St John sees the whole company of heaven in his revelation as one of the elders tells John just who the company is, clothed in white robes…
“These are the ones coming out of the great tribulation. They have washed their robes and made them white in the blood of the Lamb. Therefore they are before the throne of God, and serve him day and night in his temple; and he who sits on the throne will shelter them with his presence. They shall hunger no more, neither thirst anymore; the sun shall not strike them, nor any scorching heat. For the Lamb in the midst of the throne will be their shepherd, and he will guide them to springs of living water, and God will wipe away every tear from their eyes.” (Revelation 7:14–17 ESV)
Those who have gone before us, who are in Christ, spur us on! They urge you on, in the knowledge that they are with Jesus by no effort of their own, but by the great love of our Father in heaven! They have finished and have been finished in Jesus Christ alone!
When were they finished? They were finished in baptism, they were finished when Jesus cried out from the cross, “It is finished!”, bowed his head and died. Their finishing became an unhidden reality in Jesus’ resurrection, in their resurrection, in the resurrection when this life bound by time is finished!
Yet, here we are, still in this existence we call “life”! But it is a penultimate or second last life! It is the night before the sun rises on the new eternal day!
It might appear that we are not quite finished! Like Eliza we fall back into the old ways of our old Adam! We become sculptors of ourselves, taking the tools out of God’s hands, only to fall in love with the self, or despair of what we cannot create! What becomes apparent is we cannot finish ourselves! Or we exist knowing our finish is a sham, trying to fool others, but only fooling the foolish self within!
But despite not being finished in this world, we, like those who have finished their earthly time, are finished too! How can that be when it seems God has not finished finishing us for eternity?
God has given us the finishing requirement for eternity, and life with him, in our baptism! When Jesus cried out, “It is finished!”, on the cross, “and he bowed his head and gave up his spirit” (John 19:30), he gave up his spirit for you, and me!
Jesus was the perfect sculpture of humanity, incarnate, created, in Mary.
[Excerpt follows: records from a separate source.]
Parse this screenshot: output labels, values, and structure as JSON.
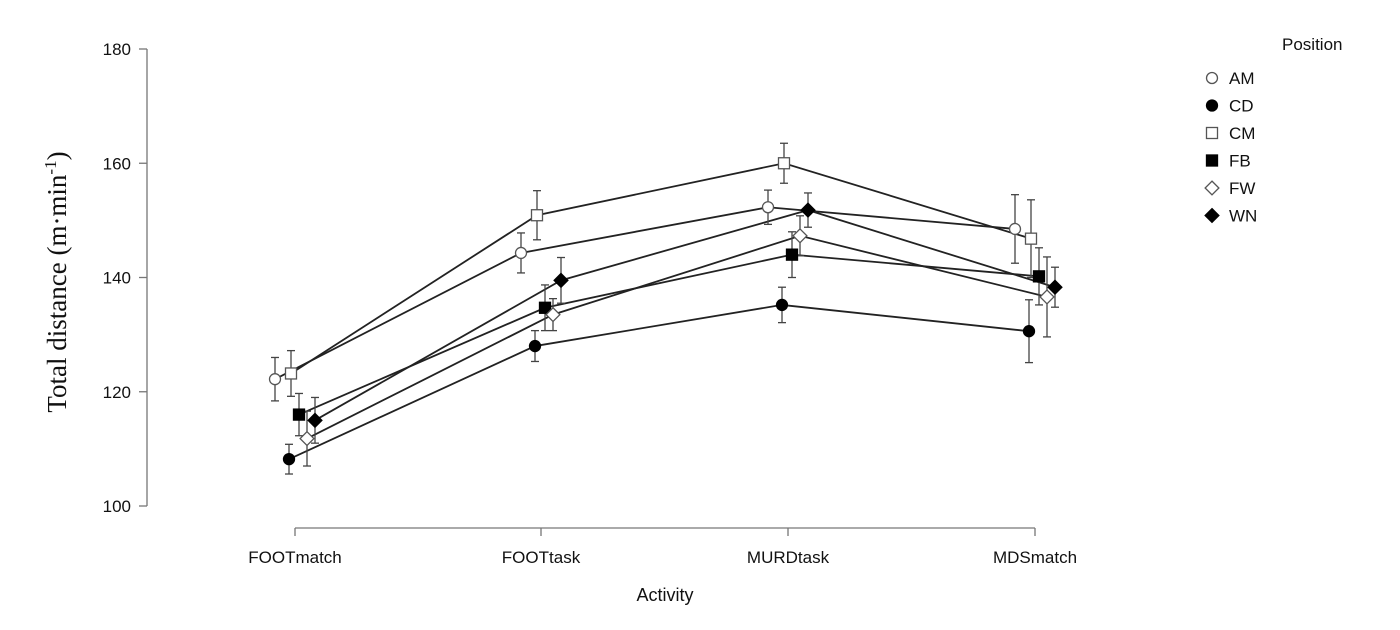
{
  "chart_data": {
    "type": "line",
    "xlabel": "Activity",
    "ylabel_main": "Total distance (m·min",
    "ylabel_sup": "-1",
    "ylabel_close": ")",
    "categories": [
      "FOOTmatch",
      "FOOTtask",
      "MURDtask",
      "MDSmatch"
    ],
    "ylim": [
      100,
      180
    ],
    "yticks": [
      100,
      120,
      140,
      160,
      180
    ],
    "grid": false,
    "legend_title": "Position",
    "legend_position": "top-right",
    "series": [
      {
        "name": "AM",
        "marker": "circle-open",
        "values": [
          122.2,
          144.3,
          152.3,
          148.5
        ],
        "errors": [
          3.8,
          3.5,
          3.0,
          6.0
        ]
      },
      {
        "name": "CD",
        "marker": "circle-filled",
        "values": [
          108.2,
          128.0,
          135.2,
          130.6
        ],
        "errors": [
          2.6,
          2.7,
          3.1,
          5.5
        ]
      },
      {
        "name": "CM",
        "marker": "square-open",
        "values": [
          123.2,
          150.9,
          160.0,
          146.8
        ],
        "errors": [
          4.0,
          4.3,
          3.5,
          6.8
        ]
      },
      {
        "name": "FB",
        "marker": "square-filled",
        "values": [
          116.0,
          134.7,
          144.0,
          140.2
        ],
        "errors": [
          3.7,
          4.0,
          4.0,
          5.0
        ]
      },
      {
        "name": "FW",
        "marker": "diamond-open",
        "values": [
          111.8,
          133.5,
          147.3,
          136.6
        ],
        "errors": [
          4.8,
          2.8,
          3.5,
          7.0
        ]
      },
      {
        "name": "WN",
        "marker": "diamond-filled",
        "values": [
          115.0,
          139.5,
          151.8,
          138.3
        ],
        "errors": [
          4.0,
          4.0,
          3.0,
          3.5
        ]
      }
    ]
  }
}
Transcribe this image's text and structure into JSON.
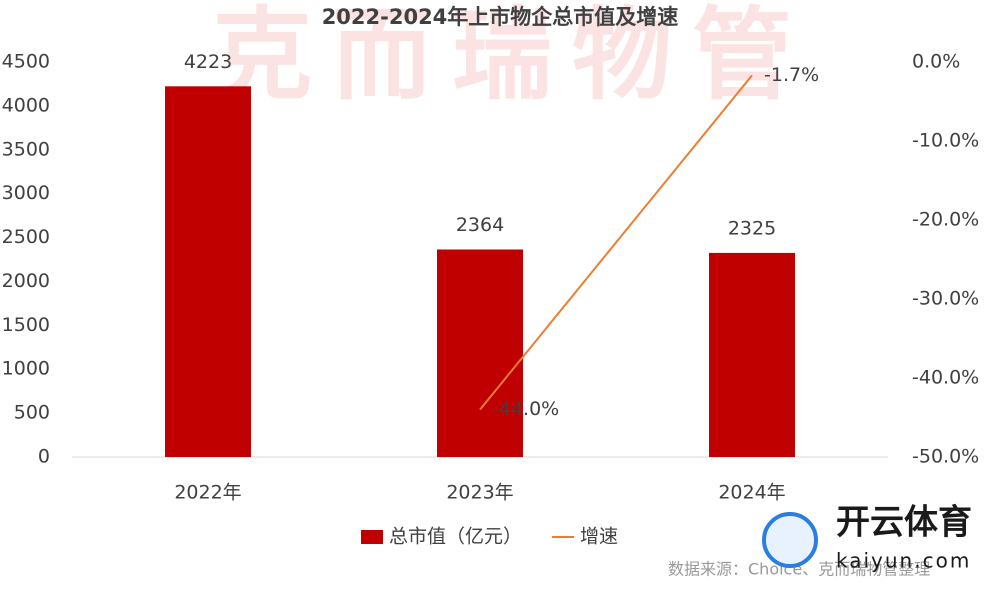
{
  "chart_data": {
    "type": "bar",
    "title": "2022-2024年上市物企总市值及增速",
    "categories": [
      "2022年",
      "2023年",
      "2024年"
    ],
    "series": [
      {
        "name": "总市值（亿元）",
        "type": "bar",
        "color": "#c00000",
        "values": [
          4223,
          2364,
          2325
        ]
      },
      {
        "name": "增速",
        "type": "line",
        "color": "#ed7d31",
        "axis": "y2",
        "values": [
          null,
          -44.0,
          -1.7
        ],
        "value_labels": [
          null,
          "-44.0%",
          "-1.7%"
        ]
      }
    ],
    "ylim": [
      0,
      4500
    ],
    "yticks": [
      0,
      500,
      1000,
      1500,
      2000,
      2500,
      3000,
      3500,
      4000,
      4500
    ],
    "y2lim": [
      -50,
      0
    ],
    "y2ticks": [
      {
        "value": -50,
        "label": "-50.0%"
      },
      {
        "value": -40,
        "label": "-40.0%"
      },
      {
        "value": -30,
        "label": "-30.0%"
      },
      {
        "value": -20,
        "label": "-20.0%"
      },
      {
        "value": -10,
        "label": "-10.0%"
      },
      {
        "value": 0,
        "label": "0.0%"
      }
    ],
    "grid": false,
    "legend": "bottom",
    "watermark": "克而瑞物管",
    "source": "数据来源：Choice、克而瑞物管整理",
    "logo": {
      "name": "开云体育",
      "url": "kaiyun.com"
    }
  }
}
Sent in love by God the Father, who loves you so much, he sent his only beloved Son, so that “right now” we are God’s children, God’s beloved children, even though we only see it through faith in God’s word of promise.
Hear again the promise, “See what kind of love the Father has given to us, that we should be called children of God; and so we are. The reason why the world does not know us is that it did not know him. Beloved, we are God’s children now, and what we will be has not yet appeared; but we know that when he appears we shall be like him, because we shall see him as he is. And everyone who thus hopes in him purifies himself as he is pure.” (1 John 3:1–3 ESV)
God is no Pygmalion! He did not keep his Son for himself but sent his beloved Son to conquer death and finish death, for you, his beloved. Today we remember those who have conquered death in their baptismal death and have now victoriously been raised from the second death. Let your remembrance of these perfected saints in Christ, spur you on in this earthly finishing school, and heavenly hope in eternal life after resurrection!
“Therefore, since we are surrounded by so great a cloud of witnesses, let us also lay aside every weight, and sin which clings so closely, and let us run with endurance the race that is set before us, looking to Jesus, the founder and perfecter of our faith, who for the joy that was set before him endured the cross, despising the shame, and is seated at the right hand of the throne of God. Consider him who endured from sinners such hostility against himself, so that you may not grow weary or fainthearted. In your struggle against sin you have not yet resisted to the point of shedding your blood.” (Hebrews 12:1–4 ESV)
But if you are required to shed you blood, praise God! He who has been finishing you through the blessedness of repentance and forgiveness of sin is about to welcome you into his eternal presence!
Blessed are the finished, blessed are those being finished, and blessed are those who will be finished, for theirs is the kingdom of heaven, they are the children of God. Amen.